Today is the start of my eighth week of shelter-in-place, and Debbi’s seventh. This entry might be a bit repetitive, but it’s helpful to write it out sometimes.
I realize that we’re both incredibly fortunate. Both of us have jobs, and we’re both able to work from home. We live in a nice neighborhood where we can get outside and enjoy the weather (which has been excellent lately, maybe even a little too warm). It’s not really “quarantine”, though that’s what we’ve been calling it, but we can still go out when we need to. We cook at home most of the time, but we’ve been getting take-out two or three times per week. I mostly run errands during the week when there are fewer people in the stores (yes, I wear a mask), but of course we order a lot through the mail, too.
Most of my friends seem to be in a similar fortunate place. I worry that as quarantine continues that this will change. Heck, it could change for us. But I try not to think about that much. I do have a few friends who are having a hard time of it, one in particular who’s been writing about his family’s struggles, and it can be pretty hard to read.
Working full time at home has been weird since I have typically tried to keep my work life and my home life very separate, and this blurring of the two has been a bit uncomfortable. On the other hand, it does keep every day from feeling the same, and it still makes weekends feel different since I have a chance to relax.
Or, I can get a bunch of stuff done. This past weekend, I plowed through a bunch of bills and other work in the study, then did a whole bunch of yard work. Pretty productive! But in reality I’ve been alternating productive weekends with lazy ones.
We’re rather bummed that our anniversary restaurant, Don Giovanni, is closed for quarantine, so we want to find something else to do for it. We have a few ideas, but it won’t really be the same.
We’ve also been watching a lot of TV and movies (Star Trek: Discovery! Mary Poppins! Lots of Harry Potter and Star Wars and a little James Bond!), and reading (John Scalzi‘s latest, The Last Emperox). I text with several friends as well as my sister, and I’ve been trying to call my dad every other weekend or so.
The cats seem to have adjusted to the new normal. Roulette, our old lady, hasn’t really changed her routine much, although she’s discovered the sunbeam in the guest bedroom has returned. Sadie mostly loves when one of us goes up to the library for a conference call, especially my morning meeting when the sun is coming in through the window. Jackson has learned that I have a ribbon by my computer in the dining room and comes in between 2 and 3 and agitates for play time. Once I tire him out he often curls up on the dining table and sleeps. Sadie also sleeps in the dining room, on the chair with the seating pad on it, which was my attempt to make those chairs more comfortable to work at. (It didn’t work, and I brought the chair down from the study instead.)

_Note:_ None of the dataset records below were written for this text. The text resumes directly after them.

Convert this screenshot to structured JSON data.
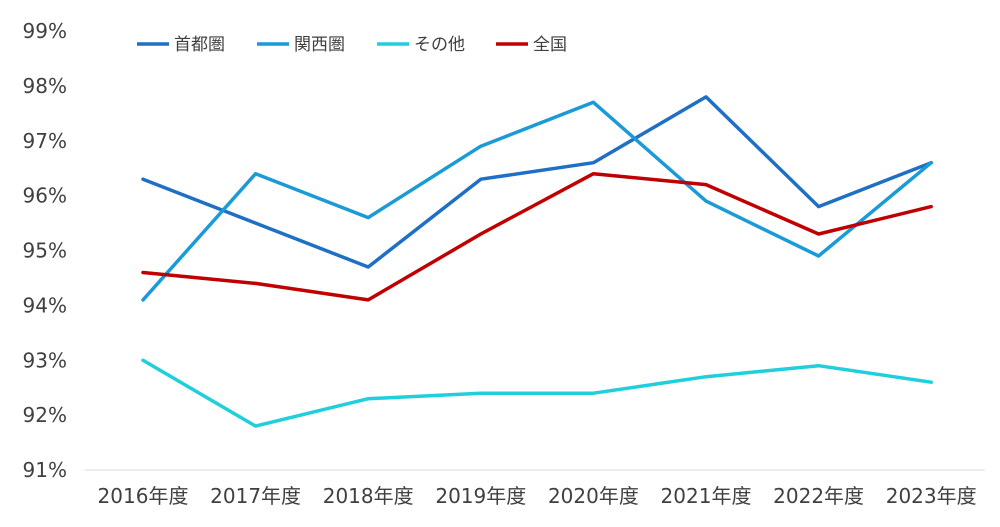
{
  "chart_data": {
    "type": "line",
    "title": "",
    "xlabel": "",
    "ylabel": "",
    "categories": [
      "2016年度",
      "2017年度",
      "2018年度",
      "2019年度",
      "2020年度",
      "2021年度",
      "2022年度",
      "2023年度"
    ],
    "ylim": [
      91,
      99
    ],
    "yticks": [
      91,
      92,
      93,
      94,
      95,
      96,
      97,
      98,
      99
    ],
    "ytick_labels": [
      "91%",
      "92%",
      "93%",
      "94%",
      "95%",
      "96%",
      "97%",
      "98%",
      "99%"
    ],
    "grid": false,
    "legend_position": "top-left",
    "series": [
      {
        "name": "首都圏",
        "color": "#1F6FC5",
        "values": [
          96.3,
          95.5,
          94.7,
          96.3,
          96.6,
          97.8,
          95.8,
          96.6
        ]
      },
      {
        "name": "関西圏",
        "color": "#1A9BD7",
        "values": [
          94.1,
          96.4,
          95.6,
          96.9,
          97.7,
          95.9,
          94.9,
          96.6
        ]
      },
      {
        "name": "その他",
        "color": "#1FCFDB",
        "values": [
          93.0,
          91.8,
          92.3,
          92.4,
          92.4,
          92.7,
          92.9,
          92.6
        ]
      },
      {
        "name": "全国",
        "color": "#C00000",
        "values": [
          94.6,
          94.4,
          94.1,
          95.3,
          96.4,
          96.2,
          95.3,
          95.8
        ]
      }
    ]
  }
}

I’ve mostly been ahead of the curve in picking things up for quarantine (for example, we have flour and yeast that we haven’t even opened yet). But the one boat I missed was getting hair cutting supplies. I have an item on order which should arrive in about 2 weeks, by which time my hair should be about 2 feet long. Or maybe just feel that way.
So, life marches on. Shelter-in-place for our county has been extended through the end of May, and I think it will be mid-June at the very earliest before restrictions get significantly relaxed.
It’s of course a bummer that our vacation aspirations for the year are almost certainly washed out. No trip back east, no Hawaii or Portland, or Vegas trips. I’m glad we went to Disneyland when we did. My hope at this point is that there will be some occasional loosening so that we can go to the coast, and maybe even spend a long weekend in Half Moon Bay or Monterey, or even San Francisco. Just getting away from home for a little while would be nice.
But I don’t know. Until we have widespread testing available – and the Impeached President Trump administration seems to be in no hurry to arrange for that, and realistically there’s no one else who can – I think we’re all going to be stuck here for a long time.